Prof Hasbullah menjelaskan, masyarakat seringkali terjebak dengan jargon yang membolak-balikkan fakta seolah RPP Pengendalian Tembakau akan merugikan petani dan menutup banyak lapangan kerja. Padahal dengan disahkannya peraturan mengenai pengendalian tembakau, pabrik rokok tak akan tutup.
"Pada tahun 2010, kita telah membuat analisis bahwa kerugian yang kita tanggung akibat merokok secara makro adalah sebanyak Rp 245 Trilun. Dari segi jumlah, Indonesia merupakan negara dengan pria perokok aktif terbanyak di dunia. Namun untuk pria dan wanita yang perokok aktif, Rusia masih yang tertinggi," kata dr Suwarta Kosen, MPH, koordinator Puslitbang Kemenkes RI.

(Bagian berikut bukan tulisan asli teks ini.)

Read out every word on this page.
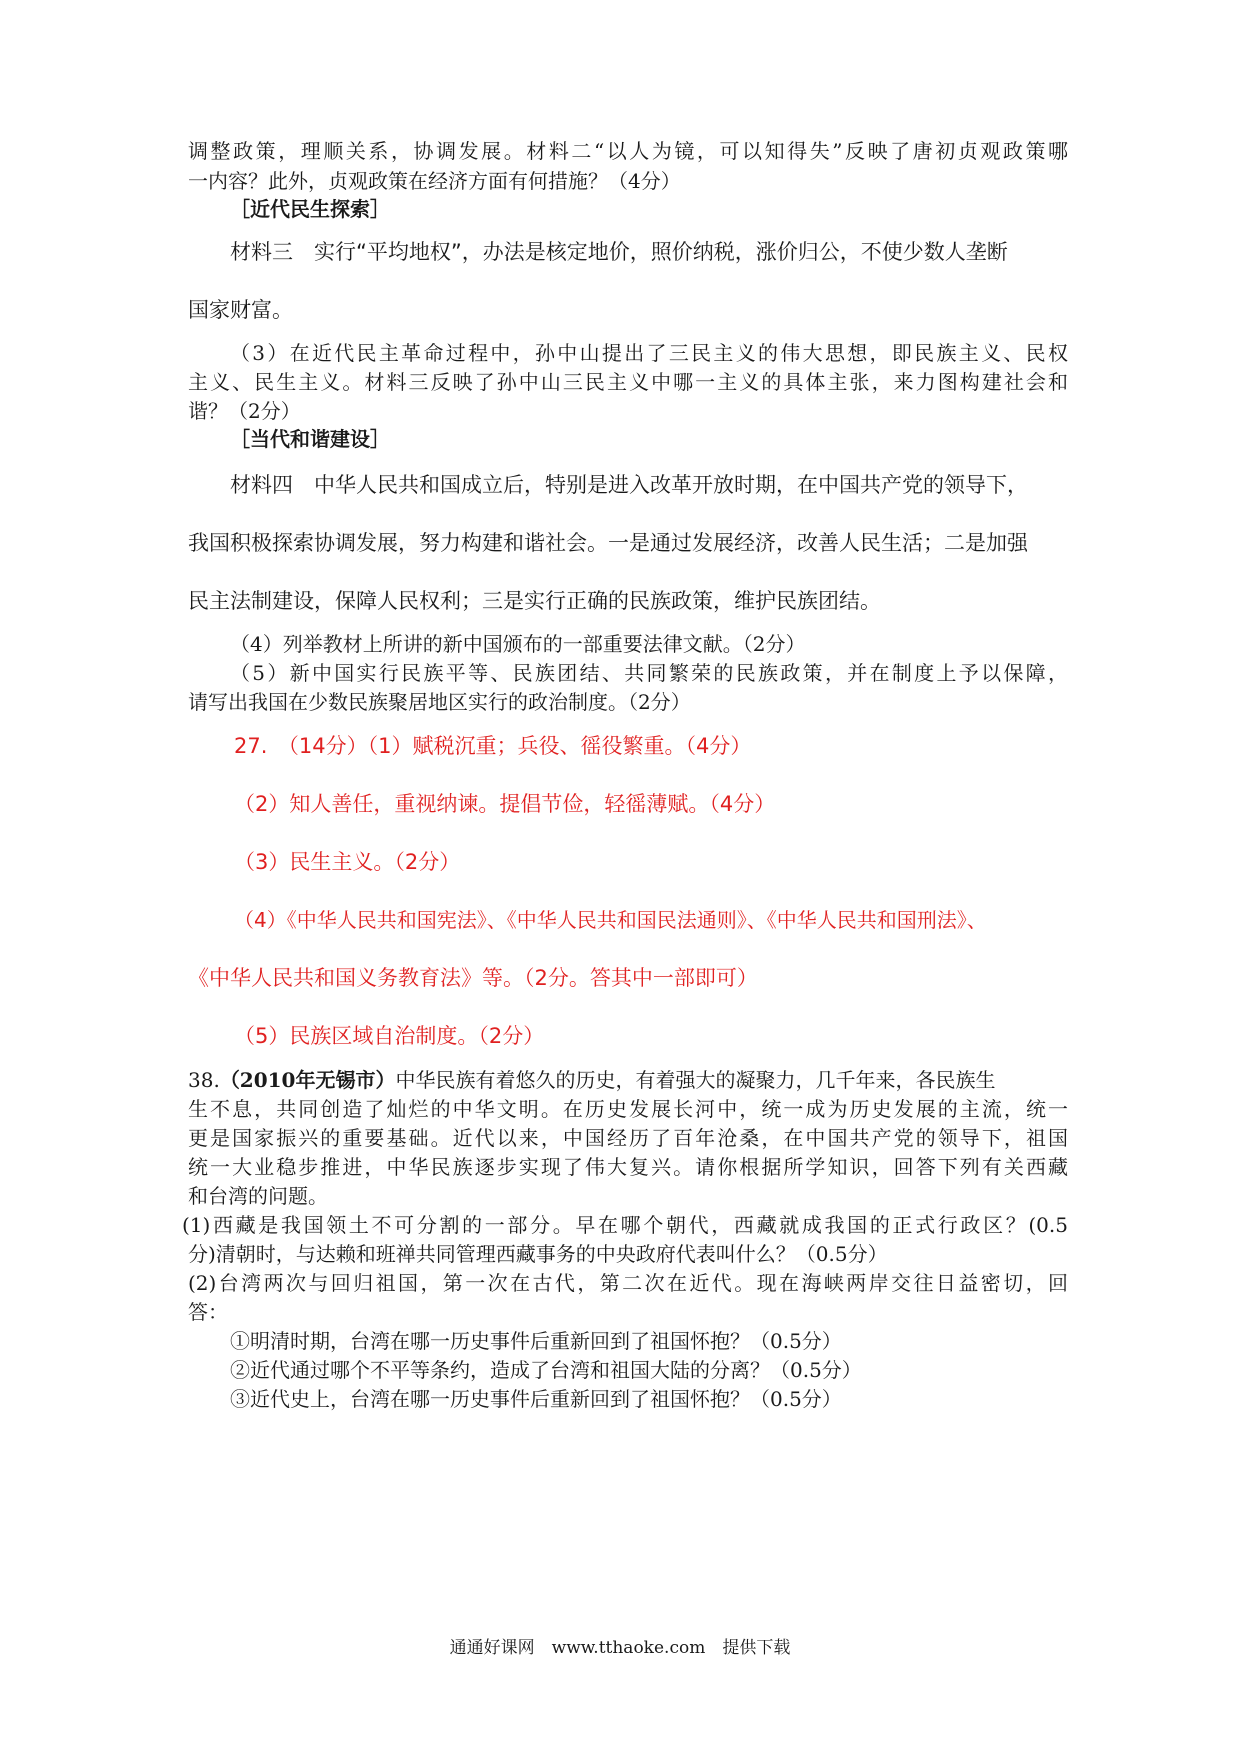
调整政策，理顺关系，协调发展。材料二“以人为镜，可以知得失”反映了唐初贞观政策哪
一内容？此外，贞观政策在经济方面有何措施？（4分）
［近代民生探索］
材料三　实行“平均地权”，办法是核定地价，照价纳税，涨价归公，不使少数人垄断
国家财富。
（3）在近代民主革命过程中，孙中山提出了三民主义的伟大思想，即民族主义、民权
主义、民生主义。材料三反映了孙中山三民主义中哪一主义的具体主张，来力图构建社会和
谐？（2分）
［当代和谐建设］
材料四　中华人民共和国成立后，特别是进入改革开放时期，在中国共产党的领导下，
我国积极探索协调发展，努力构建和谐社会。一是通过发展经济，改善人民生活；二是加强
民主法制建设，保障人民权利；三是实行正确的民族政策，维护民族团结。
（4）列举教材上所讲的新中国颁布的一部重要法律文献。（2分）
（5）新中国实行民族平等、民族团结、共同繁荣的民族政策，并在制度上予以保障，
请写出我国在少数民族聚居地区实行的政治制度。（2分）
27.　（14分）（1）赋税沉重；兵役、徭役繁重。（4分）
（2）知人善任，重视纳谏。提倡节俭，轻徭薄赋。（4分）
（3）民生主义。（2分）
（4）《中华人民共和国宪法》、《中华人民共和国民法通则》、《中华人民共和国刑法》、
《中华人民共和国义务教育法》等。（2分。答其中一部即可）
（5）民族区域自治制度。（2分）
38.（2010年无锡市）中华民族有着悠久的历史，有着强大的凝聚力，几千年来，各民族生
生不息，共同创造了灿烂的中华文明。在历史发展长河中，统一成为历史发展的主流，统一
更是国家振兴的重要基础。近代以来，中国经历了百年沧桑，在中国共产党的领导下，祖国
统一大业稳步推进，中华民族逐步实现了伟大复兴。请你根据所学知识，回答下列有关西藏
和台湾的问题。
(1)西藏是我国领土不可分割的一部分。早在哪个朝代，西藏就成我国的正式行政区？(0.5
分)清朝时，与达赖和班禅共同管理西藏事务的中央政府代表叫什么？（0.5分）
(2)台湾两次与回归祖国，第一次在古代，第二次在近代。现在海峡两岸交往日益密切，回
答：
①明清时期，台湾在哪一历史事件后重新回到了祖国怀抱？（0.5分）
②近代通过哪个不平等条约，造成了台湾和祖国大陆的分离？（0.5分）
③近代史上，台湾在哪一历史事件后重新回到了祖国怀抱？（0.5分）
通通好课网　www.tthaoke.com　提供下载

Di kalangan masyarakat sendiri, diperkirakan sebanyak Rp 180 triliun uang dikeluarkan untuk membeli rokok tahun ini. Ironisnya, yang kebanyakan mengkonsumsi rokok adalah orang-orang miskin. Bahkan orang-orang ini mengalokasikan uangnya untuk rokok melebihi anggaran untuk makan.
Prof Hisbullah menegaskan bahwa memang 3 orang terkaya di Indonesia adalah pengusaha rokok. Namun yang menyumbang sebagian besar kekayaannya tersebut adalah orang-orang miskin yang kecanduan rokok.
"Saya tahu persis perusahaan rokok sudah siap untuk meninggalkan industri rokok, tapi mereka memanfaatkan situasi. Petani juga bisa mengganti tanamannya dengan tanaman lain yang lebih menghasilkan dibanding tembakau. Hanya 20% petani atau sekitar 600.000 orang petani saja yang betul-betul tergantung hidupnya pada tembakau," tutur Prof Hasbullah.
Sebagai contoh sukses, Prof Hasbullah lantas menyebutkan petani di Republik Rakyat China yang telah banyak beralih dari tembakau ke bawang putih yang ternyata lebih menguntungkan.
Dalam sebuah survei yang dilakukan oleh Prof Hasbullah di 3 provinsi penghasil tembakau, ia menemukan bahwa rata-rata petani hanya mendapat pendapatan sekitar Rp 1,5 juta per bulan dari bertanam tembakau. Padahal kebutuhan impor Indonesia 2 kali lebih banyak ketimbang tembakau yang diekspor. Artinya, yang diuntungkan justru negara-negara yang menghasilkan tembakau namun dilarang berjualan rokok di negaranya.